We would like to start this Legal Hotline question with an announcement that MAR General Counsel Mike McDonagh has accepted a position as CEO of the Massachusetts Association of Subcontractors, effective September 1. MAR will be on the hunt for a new led counsel and we will rely on Catherine and Justin until a replacement is found. And here is your update:
Q: I’ve heard that the Board is really cracking down on escrow accounts; what are some of the main things to watch out for?
A: Three of the most common escrow account pitfalls our members encounter are:
- Commingling of Funds. Funds cannot be transferred from the escrow account to an operating account until the transaction has closed. We often hear of members who preemptively transfer funds from their escrow to their operating account so that they can bring a check for the co-broker at closing. Even if it is a near certainty that the transaction will close as scheduled, this is an impermissible commingling of funds. There is nothing in 254 CMR 3.10(a) that would prohibit the disbursement of funds directly from the escrow account after the closing has occurred.

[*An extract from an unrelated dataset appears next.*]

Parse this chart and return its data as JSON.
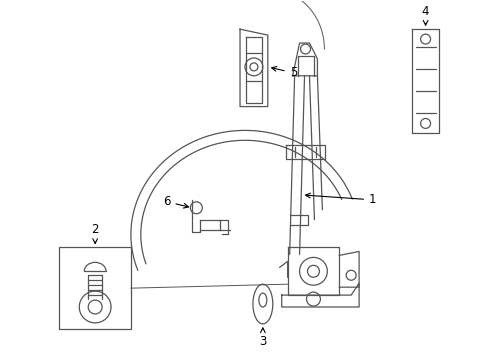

- Having Non-Broker Signatories. The Board interprets 254 CMR 3.10(a) as allowing for only brokers to keep and maintain escrow accounts. Neither salespeople nor unlicensed individuals, such as a bookkeeper, may have check signing authority.
- Escrow Accounting: The broker is responsible for keeping a proper account of the escrow account. This requires not only tracking all deposits and distributions, but also maintaining copies of each check deposited into and withdrawn from the escrow account for a period of three (3) years from the date of issuance. The check register must be kept for a period of ten (10) years.